In my provider's Create method is:

public object Create(IContext context)
{
    var behavior = ConfigureInstance(context);
    foreach (var type in _config.GetBehaviors().Reverse())
    {
        IControllerActionBehavior previousBehavior = behavior;
        behavior = (IControllerActionBehavior)Activator.CreateInstance(type);
        t.GetProperty(INSIDE_PROP_NAME).SetValue(behavior, temp, null);
    }
    return behavior;
}

So my question is how should I set up to provider to create an instance of a service when all I don't know what the constructor will look like? Or rather if I use the ConstructorInfo to ascertain the constructor will Ninject inject the appropriate dependencies?

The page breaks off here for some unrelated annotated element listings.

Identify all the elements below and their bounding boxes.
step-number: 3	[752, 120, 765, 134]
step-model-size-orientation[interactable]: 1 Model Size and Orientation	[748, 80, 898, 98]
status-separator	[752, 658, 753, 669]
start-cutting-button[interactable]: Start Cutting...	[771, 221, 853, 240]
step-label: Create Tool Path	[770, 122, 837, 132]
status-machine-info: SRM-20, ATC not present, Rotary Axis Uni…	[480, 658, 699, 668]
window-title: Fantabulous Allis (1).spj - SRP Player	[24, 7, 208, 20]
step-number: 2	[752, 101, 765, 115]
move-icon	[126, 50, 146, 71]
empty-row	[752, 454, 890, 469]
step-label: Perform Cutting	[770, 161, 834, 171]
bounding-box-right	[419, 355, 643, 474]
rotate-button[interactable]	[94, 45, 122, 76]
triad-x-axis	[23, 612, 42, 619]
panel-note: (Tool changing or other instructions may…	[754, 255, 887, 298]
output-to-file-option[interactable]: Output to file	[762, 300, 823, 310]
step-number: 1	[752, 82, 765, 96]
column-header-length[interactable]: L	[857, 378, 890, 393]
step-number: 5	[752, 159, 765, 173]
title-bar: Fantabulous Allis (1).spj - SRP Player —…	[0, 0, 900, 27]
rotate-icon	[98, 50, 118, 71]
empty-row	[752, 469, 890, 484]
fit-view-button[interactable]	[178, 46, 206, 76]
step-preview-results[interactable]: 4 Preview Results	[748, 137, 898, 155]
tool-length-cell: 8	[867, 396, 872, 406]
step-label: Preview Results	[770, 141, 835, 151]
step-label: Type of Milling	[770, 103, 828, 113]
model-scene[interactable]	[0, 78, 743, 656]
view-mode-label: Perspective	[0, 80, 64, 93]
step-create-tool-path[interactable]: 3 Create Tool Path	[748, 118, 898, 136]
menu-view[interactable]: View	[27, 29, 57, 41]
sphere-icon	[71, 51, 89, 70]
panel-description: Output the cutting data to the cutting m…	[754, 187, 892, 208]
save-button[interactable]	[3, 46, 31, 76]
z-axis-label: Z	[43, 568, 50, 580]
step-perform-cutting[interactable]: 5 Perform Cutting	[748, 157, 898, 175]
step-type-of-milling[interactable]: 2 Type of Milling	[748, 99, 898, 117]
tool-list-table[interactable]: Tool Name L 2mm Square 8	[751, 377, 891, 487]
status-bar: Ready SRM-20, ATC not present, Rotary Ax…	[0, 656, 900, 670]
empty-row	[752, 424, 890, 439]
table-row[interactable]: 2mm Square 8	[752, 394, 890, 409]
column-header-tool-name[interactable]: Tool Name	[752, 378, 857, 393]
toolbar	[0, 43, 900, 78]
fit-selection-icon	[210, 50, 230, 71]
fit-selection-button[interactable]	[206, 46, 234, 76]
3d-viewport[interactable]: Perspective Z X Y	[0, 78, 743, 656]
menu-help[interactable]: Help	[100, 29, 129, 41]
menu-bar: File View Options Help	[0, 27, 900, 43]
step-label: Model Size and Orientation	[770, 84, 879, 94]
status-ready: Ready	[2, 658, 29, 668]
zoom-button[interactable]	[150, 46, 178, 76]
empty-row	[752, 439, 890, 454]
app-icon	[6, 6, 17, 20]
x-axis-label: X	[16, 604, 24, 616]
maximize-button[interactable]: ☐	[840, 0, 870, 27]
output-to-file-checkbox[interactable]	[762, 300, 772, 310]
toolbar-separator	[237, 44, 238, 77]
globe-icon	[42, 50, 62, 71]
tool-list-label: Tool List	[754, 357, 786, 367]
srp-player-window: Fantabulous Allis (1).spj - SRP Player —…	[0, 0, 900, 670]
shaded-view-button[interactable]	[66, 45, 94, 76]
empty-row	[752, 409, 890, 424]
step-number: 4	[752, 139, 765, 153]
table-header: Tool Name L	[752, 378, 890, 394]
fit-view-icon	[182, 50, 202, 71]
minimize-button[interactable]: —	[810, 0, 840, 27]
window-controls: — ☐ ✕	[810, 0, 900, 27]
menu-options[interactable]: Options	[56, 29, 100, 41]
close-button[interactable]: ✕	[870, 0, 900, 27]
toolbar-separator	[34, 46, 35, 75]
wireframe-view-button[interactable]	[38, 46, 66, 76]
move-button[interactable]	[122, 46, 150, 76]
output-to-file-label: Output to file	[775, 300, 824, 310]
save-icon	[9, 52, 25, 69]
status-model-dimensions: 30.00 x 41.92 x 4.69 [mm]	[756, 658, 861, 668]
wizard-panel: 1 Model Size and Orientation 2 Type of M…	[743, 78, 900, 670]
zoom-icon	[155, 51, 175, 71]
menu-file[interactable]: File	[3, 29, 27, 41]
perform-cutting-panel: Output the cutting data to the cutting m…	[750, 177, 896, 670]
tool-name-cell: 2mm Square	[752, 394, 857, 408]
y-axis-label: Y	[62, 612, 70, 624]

This is using Ninject 2b, since FubuMvc requires CommonServiceLocator support.

A: 

Nevermind, I found that I was making thing more complicated than it had to be. Here is my new Create method:

public object Create(IContext context)
{
    IControllerActionBehavior behavior = context.Kernel.Get<DefaultBehavior>();
    _config.GetBehaviors().Reverse().Each(t =>
                                          {
                                              var temp = behavior;
                                              behavior = (IControllerActionBehavior) context.Kernel.Get(t);
                                              t.GetProperty(INSIDE_PROP_NAME).SetValue(behavior, temp, null);
                                          });
    _type = behavior.GetType();
    return behavior;
}

All I had to do was just get the concrete behavior types and everybody was happy.